Figure 6. c-fos rescued the effect of miR-34a-5p on the migration of SK-RG cells.

(A–D) The effect of c-fos on the migration in the rescue assay was detected by the wound healing assay (A and B) and transwell assay (C and D). (E and F) Protein expression levels of MMP2 and MMP9 were detected by Western blot. Data are presented as Mean ± SD for three independent experiments. **P < 0.01; ***P < 0.001.

Figure 7. miR-34a-5p decreased the KSHV copy number and virus gene expression, and c-fos rescued the suppressive role.

(A) The mRNA expression levels of LANA, RTA, K8.1, and v-GPCR were analyzed by real-time PCR in the miR-34a-5p upregulated and rescue groups. (B) KSHV virus DNA copy number was detected by the Taq-man real-time PCR after overexpression of miR-34a-5p in SK-RG cells. (C) KSHV DNA copy number in the rescue assay was detected by the Taq-man real-time PCR. Data are presented as mean ± SD for three independent experiments. **P < 0.01; ***P < 0.001.

Figure 8. miR-34a-5p effectively inhibited tumor proliferation in nude mice xenograft tumor models.

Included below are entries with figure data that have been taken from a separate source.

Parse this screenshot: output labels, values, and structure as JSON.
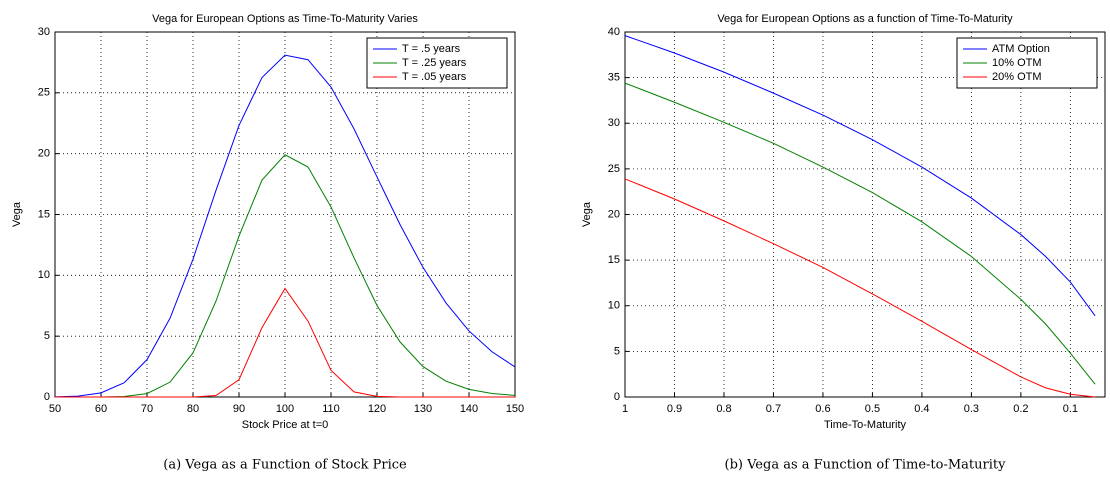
{
  "chart_data": [
    {
      "type": "line",
      "title": "Vega for European Options as Time-To-Maturity Varies",
      "xlabel": "Stock Price at t=0",
      "ylabel": "Vega",
      "caption": "(a) Vega as a Function of Stock Price",
      "x": [
        50,
        55,
        60,
        65,
        70,
        75,
        80,
        85,
        90,
        95,
        100,
        105,
        110,
        115,
        120,
        125,
        130,
        135,
        140,
        145,
        150
      ],
      "series": [
        {
          "name": "T = .5 years",
          "color": "#0000ff",
          "values": [
            0.01,
            0.07,
            0.34,
            1.16,
            3.07,
            6.47,
            11.33,
            16.99,
            22.32,
            26.26,
            28.1,
            27.72,
            25.48,
            22.04,
            18.09,
            14.18,
            10.65,
            7.73,
            5.43,
            3.72,
            2.47
          ]
        },
        {
          "name": "T = .25 years",
          "color": "#008000",
          "values": [
            0,
            0,
            0,
            0.04,
            0.28,
            1.22,
            3.63,
            7.88,
            13.23,
            17.83,
            19.91,
            18.9,
            15.62,
            11.44,
            7.52,
            4.53,
            2.5,
            1.3,
            0.63,
            0.29,
            0.13
          ]
        },
        {
          "name": "T = .05 years",
          "color": "#ff0000",
          "values": [
            0,
            0,
            0,
            0,
            0,
            0,
            0,
            0.12,
            1.42,
            5.7,
            8.92,
            6.24,
            2.19,
            0.42,
            0.05,
            0,
            0,
            0,
            0,
            0,
            0
          ]
        }
      ],
      "xlim": [
        50,
        150
      ],
      "xticks": [
        50,
        60,
        70,
        80,
        90,
        100,
        110,
        120,
        130,
        140,
        150
      ],
      "ylim": [
        0,
        30
      ],
      "yticks": [
        0,
        5,
        10,
        15,
        20,
        25,
        30
      ],
      "grid": true,
      "legend": "upper right"
    },
    {
      "type": "line",
      "title": "Vega for European Options as a function of Time-To-Maturity",
      "xlabel": "Time-To-Maturity",
      "ylabel": "Vega",
      "caption": "(b) Vega as a Function of Time-to-Maturity",
      "x": [
        1,
        0.9,
        0.8,
        0.7,
        0.6,
        0.5,
        0.4,
        0.3,
        0.2,
        0.15,
        0.1,
        0.05
      ],
      "series": [
        {
          "name": "ATM Option",
          "color": "#0000ff",
          "values": [
            39.6,
            37.7,
            35.6,
            33.3,
            30.9,
            28.2,
            25.2,
            21.8,
            17.8,
            15.4,
            12.6,
            8.9
          ]
        },
        {
          "name": "10% OTM",
          "color": "#008000",
          "values": [
            34.4,
            32.3,
            30.1,
            27.8,
            25.2,
            22.4,
            19.2,
            15.4,
            10.7,
            8.0,
            4.8,
            1.4
          ]
        },
        {
          "name": "20% OTM",
          "color": "#ff0000",
          "values": [
            23.9,
            21.7,
            19.3,
            16.8,
            14.2,
            11.3,
            8.3,
            5.2,
            2.2,
            1.0,
            0.3,
            0.0
          ]
        }
      ],
      "xlim": [
        1,
        0.03
      ],
      "xticks": [
        1,
        0.9,
        0.8,
        0.7,
        0.6,
        0.5,
        0.4,
        0.3,
        0.2,
        0.1
      ],
      "ylim": [
        0,
        40
      ],
      "yticks": [
        0,
        5,
        10,
        15,
        20,
        25,
        30,
        35,
        40
      ],
      "grid": true,
      "legend": "upper right"
    }
  ]
}
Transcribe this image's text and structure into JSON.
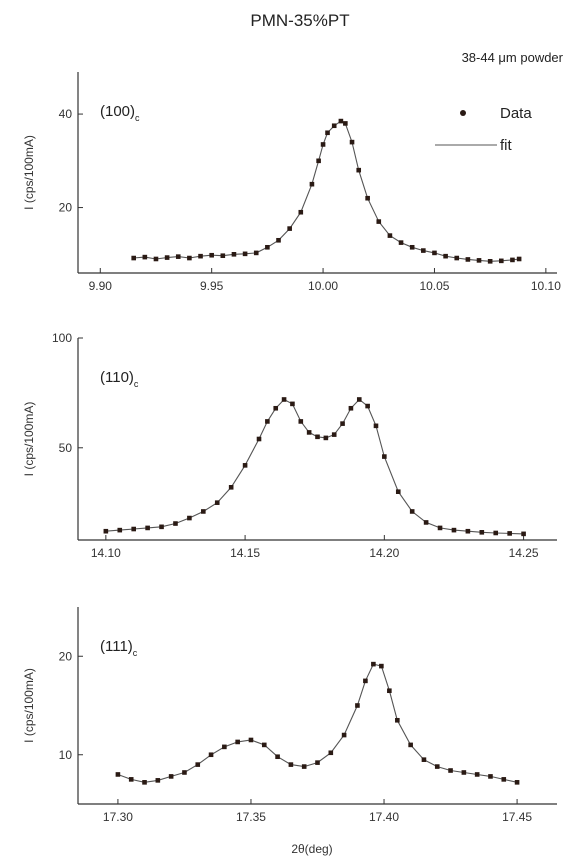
{
  "figure": {
    "title": "PMN-35%PT",
    "subtitle": "38-44 μm powder",
    "xlabel": "2θ(deg)",
    "legend": {
      "data_label": "Data",
      "fit_label": "fit",
      "placement": "top-right"
    },
    "colors": {
      "marker": "#2a1a14",
      "line": "#555555",
      "axis": "#333333"
    }
  },
  "chart_data": [
    {
      "type": "scatter",
      "panel_label": "(100)",
      "panel_label_sub": "c",
      "ylabel": "I (cps/100mA)",
      "xlim": [
        9.89,
        10.105
      ],
      "ylim": [
        6,
        49
      ],
      "xticks": [
        9.9,
        9.95,
        10.0,
        10.05,
        10.1
      ],
      "xtick_labels": [
        "9.90",
        "9.95",
        "10.00",
        "10.05",
        "10.10"
      ],
      "yticks": [
        20,
        40
      ],
      "ytick_labels": [
        "20",
        "40"
      ],
      "x": [
        9.915,
        9.92,
        9.925,
        9.93,
        9.935,
        9.94,
        9.945,
        9.95,
        9.955,
        9.96,
        9.965,
        9.97,
        9.975,
        9.98,
        9.985,
        9.99,
        9.995,
        9.998,
        10.0,
        10.002,
        10.005,
        10.008,
        10.01,
        10.013,
        10.016,
        10.02,
        10.025,
        10.03,
        10.035,
        10.04,
        10.045,
        10.05,
        10.055,
        10.06,
        10.065,
        10.07,
        10.075,
        10.08,
        10.085,
        10.088
      ],
      "y": [
        9.2,
        9.4,
        9.0,
        9.3,
        9.5,
        9.2,
        9.6,
        9.8,
        9.7,
        10.0,
        10.1,
        10.3,
        11.5,
        13.0,
        15.5,
        19.0,
        25.0,
        30.0,
        33.5,
        36.0,
        37.5,
        38.5,
        38.0,
        34.0,
        28.0,
        22.0,
        17.0,
        14.0,
        12.5,
        11.5,
        10.8,
        10.3,
        9.6,
        9.2,
        8.9,
        8.7,
        8.5,
        8.6,
        8.8,
        9.0
      ]
    },
    {
      "type": "scatter",
      "panel_label": "(110)",
      "panel_label_sub": "c",
      "ylabel": "I (cps/100mA)",
      "xlim": [
        14.09,
        14.262
      ],
      "ylim": [
        8,
        100
      ],
      "xticks": [
        14.1,
        14.15,
        14.2,
        14.25
      ],
      "xtick_labels": [
        "14.10",
        "14.15",
        "14.20",
        "14.25"
      ],
      "yticks": [
        50,
        100
      ],
      "ytick_labels": [
        "50",
        "100"
      ],
      "x": [
        14.1,
        14.105,
        14.11,
        14.115,
        14.12,
        14.125,
        14.13,
        14.135,
        14.14,
        14.145,
        14.15,
        14.155,
        14.158,
        14.161,
        14.164,
        14.167,
        14.17,
        14.173,
        14.176,
        14.179,
        14.182,
        14.185,
        14.188,
        14.191,
        14.194,
        14.197,
        14.2,
        14.205,
        14.21,
        14.215,
        14.22,
        14.225,
        14.23,
        14.235,
        14.24,
        14.245,
        14.25
      ],
      "y": [
        12.0,
        12.5,
        13.0,
        13.5,
        14.0,
        15.5,
        18.0,
        21.0,
        25.0,
        32.0,
        42.0,
        54.0,
        62.0,
        68.0,
        72.0,
        70.0,
        62.0,
        57.0,
        55.0,
        54.5,
        56.0,
        61.0,
        68.0,
        72.0,
        69.0,
        60.0,
        46.0,
        30.0,
        21.0,
        16.0,
        13.5,
        12.5,
        12.0,
        11.5,
        11.2,
        11.0,
        10.8
      ]
    },
    {
      "type": "scatter",
      "panel_label": "(111)",
      "panel_label_sub": "c",
      "ylabel": "I (cps/100mA)",
      "xlim": [
        17.285,
        17.465
      ],
      "ylim": [
        5,
        25
      ],
      "xticks": [
        17.3,
        17.35,
        17.4,
        17.45
      ],
      "xtick_labels": [
        "17.30",
        "17.35",
        "17.40",
        "17.45"
      ],
      "yticks": [
        10,
        20
      ],
      "ytick_labels": [
        "10",
        "20"
      ],
      "x": [
        17.3,
        17.305,
        17.31,
        17.315,
        17.32,
        17.325,
        17.33,
        17.335,
        17.34,
        17.345,
        17.35,
        17.355,
        17.36,
        17.365,
        17.37,
        17.375,
        17.38,
        17.385,
        17.39,
        17.393,
        17.396,
        17.399,
        17.402,
        17.405,
        17.41,
        17.415,
        17.42,
        17.425,
        17.43,
        17.435,
        17.44,
        17.445,
        17.45
      ],
      "y": [
        8.0,
        7.5,
        7.2,
        7.4,
        7.8,
        8.2,
        9.0,
        10.0,
        10.8,
        11.3,
        11.5,
        11.0,
        9.8,
        9.0,
        8.8,
        9.2,
        10.2,
        12.0,
        15.0,
        17.5,
        19.2,
        19.0,
        16.5,
        13.5,
        11.0,
        9.5,
        8.8,
        8.4,
        8.2,
        8.0,
        7.8,
        7.5,
        7.2
      ]
    }
  ]
}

(A) Protocol for establishing in vivo studies of xenograft tumor models. (B) The invivoimagingsystem (IVIS) LUMina III system was used to detect tumors in nude mice. (C) Visual inspection of the isolated tumor size. (D) The volume (mm³) of the tumor was measured using vernier calipers in the miR-34a-5p agomir and miR-NC agomir treatment groups (miR-NC: 364.95 ± 202.52; miR-34a-5p: 2079.03 ± 536.69). (E) Levels of c-fos, CDK6, and cyclin D1 in tumor tissue samples of nude mice were detected by IHC analyses. (F–H) Quantification of the relative level of c-fos, CDK6, and cyclin D1. (I) Comparison of the weight (mg) of the xenograft tumors (miR-NC: 1708 ± 631.74; miR-34a-5p: 262.25 ± 88.52). Data are presented as means ± SD for three independent experiments. *P < 0.05; **P < 0.01; ***P < 0.001.